Actes du Colloque de Cerisy | « L’Écriture du malaise »

Sous la direction de Houria Abdelouahed, Jean-François Chiantaretto et Jean-Michel Hirt. Ithaque, les Colloques de Cerisy, Université Sorbonne Paris Nord, septembre 2024. Cerisy-la-Salle du 16 au 22 juin 2023

Ithaque éditions, septembre 2024

Article rédigé par : Catherine Herbert

« Comment de nos jours rester freudiens dans notre réflexion sur les maux de la civilisation ? Seule aujourd’hui une écriture reliée à celle de Freud – mais sous quelle forme – nous permettrait-elle de questionner le système de pensées, étayé sur le langage de l’histoire qui conditionne notre penser ? Et d’interroger dans le même mouvement ce qui dans l’état actuel de la culture, et donc de la psychanalyse, nous empêche de penser ? » Telle est l’introduction de ce recueil des textes des vingt et un auteurs qui se sont réunis lors du Colloque de Cerisy, « L’Écriture du malaise », en juin 2023. Questions essentielles, questions psychanalytiques, questions politiques, puisque la psychanalyse est aussi politique au sens de la polis et du monde commun, selon Hannah Arendt.

Ce recueil nous montre combien la liberté de parole et d’écriture est intimement lié à la liberté de penser et la liberté d’être. Au travers de ces six chapitres contenants chacun trois à quatre textes, nous découvrons la richesse et la vitalité des échanges de ces quelques jours cerisyens de juin 23. Ces écrits sont des plus intimes aux plus universels arborant ainsi ce lien si fort entre individu et collectif que la psychanalyse essaie de penser depuis son origine.

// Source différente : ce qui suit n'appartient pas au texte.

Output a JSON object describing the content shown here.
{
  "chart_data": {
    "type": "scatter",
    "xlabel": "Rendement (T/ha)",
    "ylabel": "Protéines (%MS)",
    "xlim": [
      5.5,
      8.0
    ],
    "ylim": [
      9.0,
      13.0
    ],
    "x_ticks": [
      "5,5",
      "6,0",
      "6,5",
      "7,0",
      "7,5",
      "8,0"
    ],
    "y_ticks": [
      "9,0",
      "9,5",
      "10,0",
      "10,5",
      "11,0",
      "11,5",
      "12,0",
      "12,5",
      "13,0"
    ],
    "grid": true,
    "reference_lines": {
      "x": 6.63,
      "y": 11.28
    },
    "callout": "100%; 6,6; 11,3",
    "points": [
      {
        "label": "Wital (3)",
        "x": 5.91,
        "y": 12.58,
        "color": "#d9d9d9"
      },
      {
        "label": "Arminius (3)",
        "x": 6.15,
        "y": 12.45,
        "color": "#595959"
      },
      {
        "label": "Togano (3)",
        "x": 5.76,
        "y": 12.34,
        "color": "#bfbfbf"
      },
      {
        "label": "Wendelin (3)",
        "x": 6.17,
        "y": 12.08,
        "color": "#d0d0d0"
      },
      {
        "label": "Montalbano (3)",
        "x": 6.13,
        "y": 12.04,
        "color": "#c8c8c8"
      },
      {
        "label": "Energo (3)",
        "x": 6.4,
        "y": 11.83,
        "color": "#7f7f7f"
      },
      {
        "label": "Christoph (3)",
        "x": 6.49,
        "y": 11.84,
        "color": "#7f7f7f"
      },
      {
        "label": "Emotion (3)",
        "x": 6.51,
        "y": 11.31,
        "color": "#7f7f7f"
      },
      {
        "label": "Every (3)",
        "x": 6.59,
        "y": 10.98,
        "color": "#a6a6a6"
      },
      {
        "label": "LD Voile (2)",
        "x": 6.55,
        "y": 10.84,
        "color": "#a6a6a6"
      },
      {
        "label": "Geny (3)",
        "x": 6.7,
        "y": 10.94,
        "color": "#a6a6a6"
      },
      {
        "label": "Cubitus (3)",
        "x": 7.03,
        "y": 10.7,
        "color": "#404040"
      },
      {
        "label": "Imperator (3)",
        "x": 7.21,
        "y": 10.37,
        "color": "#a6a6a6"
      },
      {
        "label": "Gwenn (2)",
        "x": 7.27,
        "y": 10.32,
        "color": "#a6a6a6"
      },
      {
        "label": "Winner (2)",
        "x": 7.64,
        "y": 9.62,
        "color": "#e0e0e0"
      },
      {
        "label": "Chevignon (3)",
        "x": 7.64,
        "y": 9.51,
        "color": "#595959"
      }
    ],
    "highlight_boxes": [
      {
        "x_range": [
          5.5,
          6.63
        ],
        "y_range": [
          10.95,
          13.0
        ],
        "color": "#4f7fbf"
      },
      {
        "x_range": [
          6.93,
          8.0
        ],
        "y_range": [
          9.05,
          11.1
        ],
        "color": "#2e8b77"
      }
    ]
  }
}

Six chapitres –De la cure, De l’écriture, De l’âme, Du trauma, Du genre, De la culture – qui rappellent que la psychanalyse est subversive, qu’elle dérange, que son lien à l’écriture est présent depuis Freud, révélant toujours la présence – absence des autres. Six chapitres que l’on pourrait regrouper en trois grands thèmes : la chair et son fracas du sexuel, du pulsionnel ; l’évènement source de jouissance et cause de symptômes ; le culturel, ses modifications et les possibles dérives de la psychanalyse. Les auteurs sont essentiellement psychanalystes mais aussi essayistes, philosophes, psychiatres, psychologues, traducteurs, anthropologues et éditeurs. Ils abordent chacun dans leur discipline, thème et écriture, différentes figures du malaise contemporain dans l’identité, le genre, la guerre, les traumatismes, l’emprise du virtuel, la parole, l’écriture, le lien social, la cure et la formation analytiques, le transfert et le contre-transfert.

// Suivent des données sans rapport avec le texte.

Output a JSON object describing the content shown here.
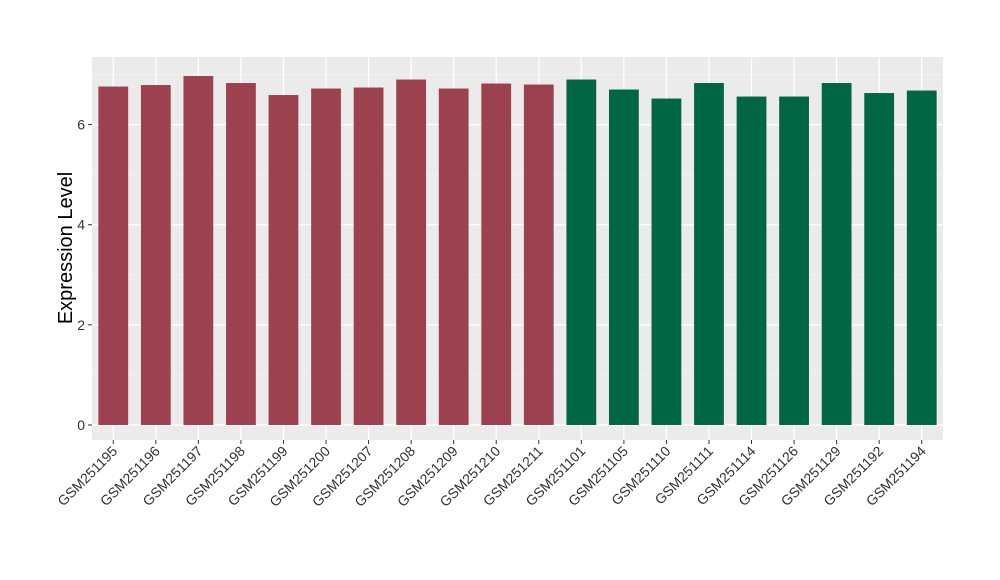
{
  "chart_data": {
    "type": "bar",
    "title": "",
    "xlabel": "",
    "ylabel": "Expression Level",
    "ylim": [
      -0.3,
      7.35
    ],
    "yticks": [
      0,
      2,
      4,
      6
    ],
    "grid": true,
    "legend": "none",
    "categories": [
      "GSM251195",
      "GSM251196",
      "GSM251197",
      "GSM251198",
      "GSM251199",
      "GSM251200",
      "GSM251207",
      "GSM251208",
      "GSM251209",
      "GSM251210",
      "GSM251211",
      "GSM251101",
      "GSM251105",
      "GSM251110",
      "GSM251111",
      "GSM251114",
      "GSM251126",
      "GSM251129",
      "GSM251192",
      "GSM251194"
    ],
    "values": [
      6.76,
      6.79,
      6.97,
      6.83,
      6.59,
      6.72,
      6.74,
      6.9,
      6.72,
      6.82,
      6.8,
      6.9,
      6.7,
      6.52,
      6.83,
      6.56,
      6.56,
      6.83,
      6.63,
      6.68
    ],
    "bar_colors": [
      "#9b4150",
      "#9b4150",
      "#9b4150",
      "#9b4150",
      "#9b4150",
      "#9b4150",
      "#9b4150",
      "#9b4150",
      "#9b4150",
      "#9b4150",
      "#9b4150",
      "#006644",
      "#006644",
      "#006644",
      "#006644",
      "#006644",
      "#006644",
      "#006644",
      "#006644",
      "#006644"
    ]
  },
  "colors": {
    "panel_background": "#ebebeb",
    "grid_major": "#ffffff",
    "grid_minor": "#f4f4f4",
    "group_a": "#9b4150",
    "group_b": "#006644"
  }
}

Cet ouvrage rappelle combien l’être humain est un être social et un être de récit, combien l’altérité est une nécessité à sa construction, combien la conflictualisation et la complexité sont primordiales, combien l’inscription dans une temporalité est essentielle. La psychanalyse, sans renier ses fondamentaux, dans son dialogue avec d’autres disciplines, les enrichit et s’enrichit. Elle permet de s’approprier, saisir le sujet dans le monde contemporain. Elle continue d’écouter, de révéler et de penser le tragique de l’homme.

« Ce que tu as hérité de tes pères, acquiers-leafin de le posséder. » Acquérir, conquérir pourrait-on ajouter. Cette phrase du Faust de Goethe, reprise par Freud, nous évoque cette question de la transmission centrale dans la psychanalyse, centrale dans cet ouvrage. L’héritage est une conquête, un processus, que chacun d’entre nous doit affronter, tout comme la société ; un processus qui, comme l’analyse, s’étaye sur la pulsion épistémophilique, sur l’investissement pour penser la vie en société et sa vie. Transmission qui, aujourd’hui, se trouve bousculée à l’intérieur même de la psychanalyse tout autant que par l’extérieur. Après la lecture de cet ouvrage, nous comprenons combien le malaise contemporain, individuel et collectif, reste bouleversant et déstabilisant. Qu’il nous revient, à nous analystes, de rester au plus près d’une mémoire de la transmission sans prétention ni condescendance, et d’une curiosité accordée à l’incertitude de l’avenir. « L’Écriture du malaise », qui n’est pas sans nous faire penser au « Malaise dans la civilisation » de Freud, est un livre essentiel pour continuer à penser, à partir de Freud et de ses héritiers, cette question centrale du malaise individuel et du malaise sociétal.

Catherine Herbert

Psychanalyste, Association Psychanalytique de France.